New radar towers track space weather from Clyde River
University of Saskatchewan project will focus on northern lights
The rain didn’t bother a group of Clyde River residents who came out earlier this month to learn more about the new radar towers set up near that community’s airport.
There, University of Saskatchewan researchers have set up an array of radar towers, part of an international effort to study “space weather” — that is, the changing atmospheric conditions, which particularly affect astronauts and satellites in space.
The data gathered by the radar towers will increase understanding of the northern lights and other types of dangerous electric currents produced in space, said engineer Jan Wiid as he led people through a tour of the towers, which were installed over the summer by an engineering and technical team.

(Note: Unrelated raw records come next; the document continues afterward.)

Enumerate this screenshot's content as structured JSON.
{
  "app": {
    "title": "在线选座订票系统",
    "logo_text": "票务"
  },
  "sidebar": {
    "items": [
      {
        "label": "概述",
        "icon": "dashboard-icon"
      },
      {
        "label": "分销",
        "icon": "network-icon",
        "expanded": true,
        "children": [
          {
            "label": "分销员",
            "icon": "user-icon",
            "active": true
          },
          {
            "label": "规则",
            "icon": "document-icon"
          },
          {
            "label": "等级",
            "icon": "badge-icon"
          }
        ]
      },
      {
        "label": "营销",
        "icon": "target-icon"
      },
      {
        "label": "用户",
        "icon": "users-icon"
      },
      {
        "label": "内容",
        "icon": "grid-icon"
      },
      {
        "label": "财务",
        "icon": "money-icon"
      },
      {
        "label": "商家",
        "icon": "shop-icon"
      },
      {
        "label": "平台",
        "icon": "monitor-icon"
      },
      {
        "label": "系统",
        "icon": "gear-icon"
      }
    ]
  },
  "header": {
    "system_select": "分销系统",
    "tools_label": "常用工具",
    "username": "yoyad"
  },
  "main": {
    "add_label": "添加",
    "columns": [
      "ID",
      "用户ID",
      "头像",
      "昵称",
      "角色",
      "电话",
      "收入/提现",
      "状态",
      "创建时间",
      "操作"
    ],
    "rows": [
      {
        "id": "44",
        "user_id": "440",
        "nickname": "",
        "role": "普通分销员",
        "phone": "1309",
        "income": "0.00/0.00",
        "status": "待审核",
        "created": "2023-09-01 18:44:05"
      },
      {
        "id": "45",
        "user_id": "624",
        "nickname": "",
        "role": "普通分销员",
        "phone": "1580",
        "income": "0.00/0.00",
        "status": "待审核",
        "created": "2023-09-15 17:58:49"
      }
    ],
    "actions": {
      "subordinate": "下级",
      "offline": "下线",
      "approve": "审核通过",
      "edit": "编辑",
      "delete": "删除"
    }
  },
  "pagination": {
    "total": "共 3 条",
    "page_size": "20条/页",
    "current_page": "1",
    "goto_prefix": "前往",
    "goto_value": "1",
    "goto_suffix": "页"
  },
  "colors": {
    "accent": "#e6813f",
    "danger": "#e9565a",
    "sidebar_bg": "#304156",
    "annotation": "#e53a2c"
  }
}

The towers track the movement of electrically-charged particles, which can knock out electric power grids, destroy communications signals, such as the Internet, radio and television, affect GPS positioning and increase radiation dosage to airline pilots and passengers.
Last March, a powerful solar storm of magnetically-charged particles, did not disrupt power grids or satellite communications as some feared.

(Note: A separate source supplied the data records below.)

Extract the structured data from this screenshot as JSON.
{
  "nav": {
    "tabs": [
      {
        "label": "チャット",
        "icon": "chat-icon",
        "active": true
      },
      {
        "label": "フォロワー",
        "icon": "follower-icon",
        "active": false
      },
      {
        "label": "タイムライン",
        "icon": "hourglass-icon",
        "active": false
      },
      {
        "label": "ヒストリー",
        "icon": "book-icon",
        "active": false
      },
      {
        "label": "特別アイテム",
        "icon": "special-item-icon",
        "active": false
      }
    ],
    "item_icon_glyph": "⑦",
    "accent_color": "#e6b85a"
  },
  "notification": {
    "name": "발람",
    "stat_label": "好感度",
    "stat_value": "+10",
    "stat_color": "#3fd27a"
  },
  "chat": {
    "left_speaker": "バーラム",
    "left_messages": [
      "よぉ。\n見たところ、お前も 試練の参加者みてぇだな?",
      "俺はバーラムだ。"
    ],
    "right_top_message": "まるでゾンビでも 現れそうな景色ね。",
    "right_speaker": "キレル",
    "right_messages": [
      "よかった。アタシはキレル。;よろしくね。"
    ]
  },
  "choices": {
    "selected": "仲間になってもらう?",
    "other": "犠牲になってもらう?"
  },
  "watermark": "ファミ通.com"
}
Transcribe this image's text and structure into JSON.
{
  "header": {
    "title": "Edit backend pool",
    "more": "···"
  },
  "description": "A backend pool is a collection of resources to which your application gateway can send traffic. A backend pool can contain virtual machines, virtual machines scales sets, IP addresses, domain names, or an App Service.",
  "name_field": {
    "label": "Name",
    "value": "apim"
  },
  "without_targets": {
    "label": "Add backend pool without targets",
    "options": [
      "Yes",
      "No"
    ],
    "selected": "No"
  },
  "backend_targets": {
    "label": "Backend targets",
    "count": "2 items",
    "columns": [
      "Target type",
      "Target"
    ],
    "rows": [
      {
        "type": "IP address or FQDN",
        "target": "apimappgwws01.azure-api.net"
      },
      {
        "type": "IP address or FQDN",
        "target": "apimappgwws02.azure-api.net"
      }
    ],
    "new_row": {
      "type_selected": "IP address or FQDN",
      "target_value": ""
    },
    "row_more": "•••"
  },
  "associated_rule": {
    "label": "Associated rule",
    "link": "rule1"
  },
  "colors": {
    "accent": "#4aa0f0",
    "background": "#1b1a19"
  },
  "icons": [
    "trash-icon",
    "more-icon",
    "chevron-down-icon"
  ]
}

During the tour of the new towers in Clyde River, Wiid explained how these towers use radar to measure particles in space.
Those on the tour also learned how the towers were constructed and took a peek at the computer equipment stored in a nearby sea container.

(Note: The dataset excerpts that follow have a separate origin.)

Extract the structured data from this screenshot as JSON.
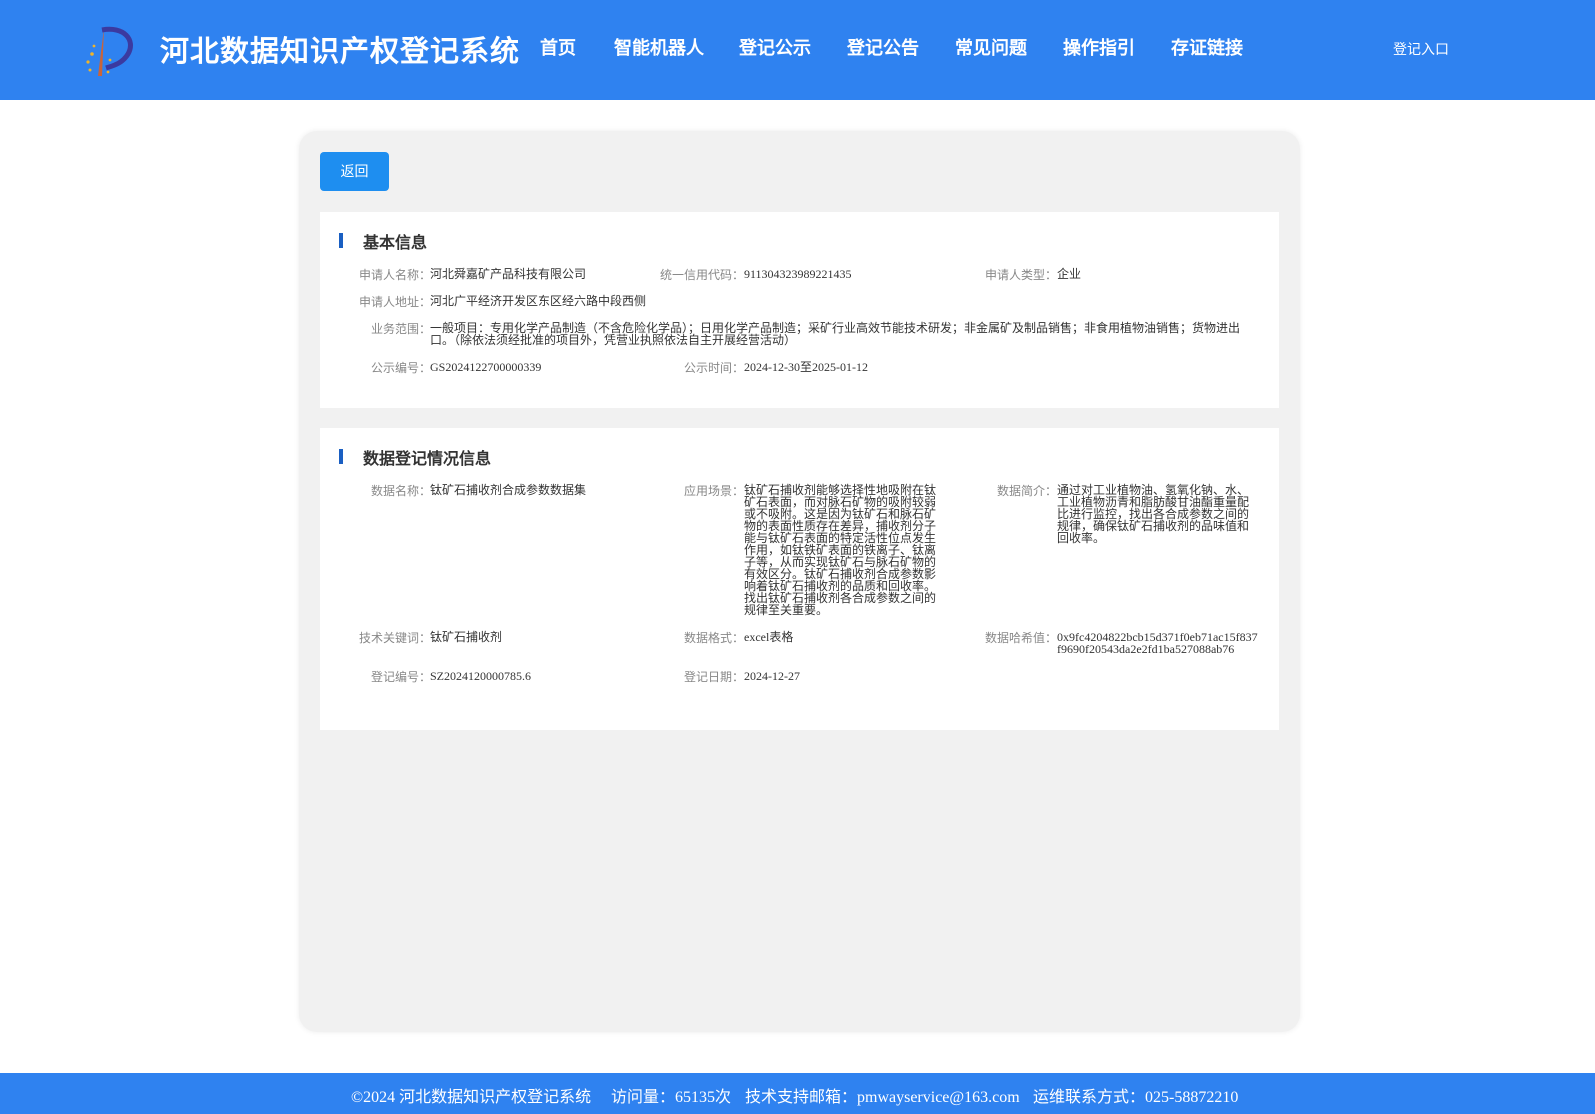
{
  "header": {
    "site_title": "河北数据知识产权登记系统",
    "nav": [
      "首页",
      "智能机器人",
      "登记公示",
      "登记公告",
      "常见问题",
      "操作指引",
      "存证链接"
    ],
    "login": "登记入口"
  },
  "toolbar": {
    "back_label": "返回"
  },
  "basic_info": {
    "title": "基本信息",
    "applicant_name": {
      "label": "申请人名称：",
      "value": "河北舜嘉矿产品科技有限公司"
    },
    "credit_code": {
      "label": "统一信用代码：",
      "value": "911304323989221435"
    },
    "applicant_type": {
      "label": "申请人类型：",
      "value": "企业"
    },
    "address": {
      "label": "申请人地址：",
      "value": "河北广平经济开发区东区经六路中段西侧"
    },
    "business_scope": {
      "label": "业务范围：",
      "value": "一般项目：专用化学产品制造（不含危险化学品）；日用化学产品制造；采矿行业高效节能技术研发；非金属矿及制品销售；非食用植物油销售；货物进出口。（除依法须经批准的项目外，凭营业执照依法自主开展经营活动）"
    },
    "notice_no": {
      "label": "公示编号：",
      "value": "GS2024122700000339"
    },
    "notice_time": {
      "label": "公示时间：",
      "value": "2024-12-30至2025-01-12"
    }
  },
  "data_info": {
    "title": "数据登记情况信息",
    "data_name": {
      "label": "数据名称：",
      "value": "钛矿石捕收剂合成参数数据集"
    },
    "scenario": {
      "label": "应用场景：",
      "value": "钛矿石捕收剂能够选择性地吸附在钛矿石表面，而对脉石矿物的吸附较弱或不吸附。这是因为钛矿石和脉石矿物的表面性质存在差异，捕收剂分子能与钛矿石表面的特定活性位点发生作用，如钛铁矿表面的铁离子、钛离子等，从而实现钛矿石与脉石矿物的有效区分。钛矿石捕收剂合成参数影响着钛矿石捕收剂的品质和回收率。找出钛矿石捕收剂各合成参数之间的规律至关重要。"
    },
    "summary": {
      "label": "数据简介：",
      "value": "通过对工业植物油、氢氧化钠、水、工业植物沥青和脂肪酸甘油酯重量配比进行监控，找出各合成参数之间的规律，确保钛矿石捕收剂的品味值和回收率。"
    },
    "keywords": {
      "label": "技术关键词：",
      "value": "钛矿石捕收剂"
    },
    "format": {
      "label": "数据格式：",
      "value": "excel表格"
    },
    "hash": {
      "label": "数据哈希值：",
      "value": "0x9fc4204822bcb15d371f0eb71ac15f837f9690f20543da2e2fd1ba527088ab76"
    },
    "reg_no": {
      "label": "登记编号：",
      "value": "SZ2024120000785.6"
    },
    "reg_date": {
      "label": "登记日期：",
      "value": "2024-12-27"
    }
  },
  "footer": {
    "copyright": "©2024 河北数据知识产权登记系统",
    "visits": "访问量：65135次",
    "support": "技术支持邮箱：pmwayservice@163.com",
    "contact": "运维联系方式：025-58872210"
  },
  "colors": {
    "brand": "#2f82f0",
    "button": "#1e8ef0",
    "section_bar": "#1a5fc2"
  }
}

The project, known as PolarDARN (Dual Auroral Radar Network), will operate in Clyde River for at least 10 years.
The Clyde River station is linked to similar stations in Inuvik and Rankin Inlet, and to other radar installations in Resolute Bay and around the world.
PolarDARN plans to work with the Ittaq Heritage and Research Centre in Clyde River and exchange knowledge with elders about northern lights.
At least one Clyde River resident will also help to monitor the site and assist with maintenance.
Data from the site is available online.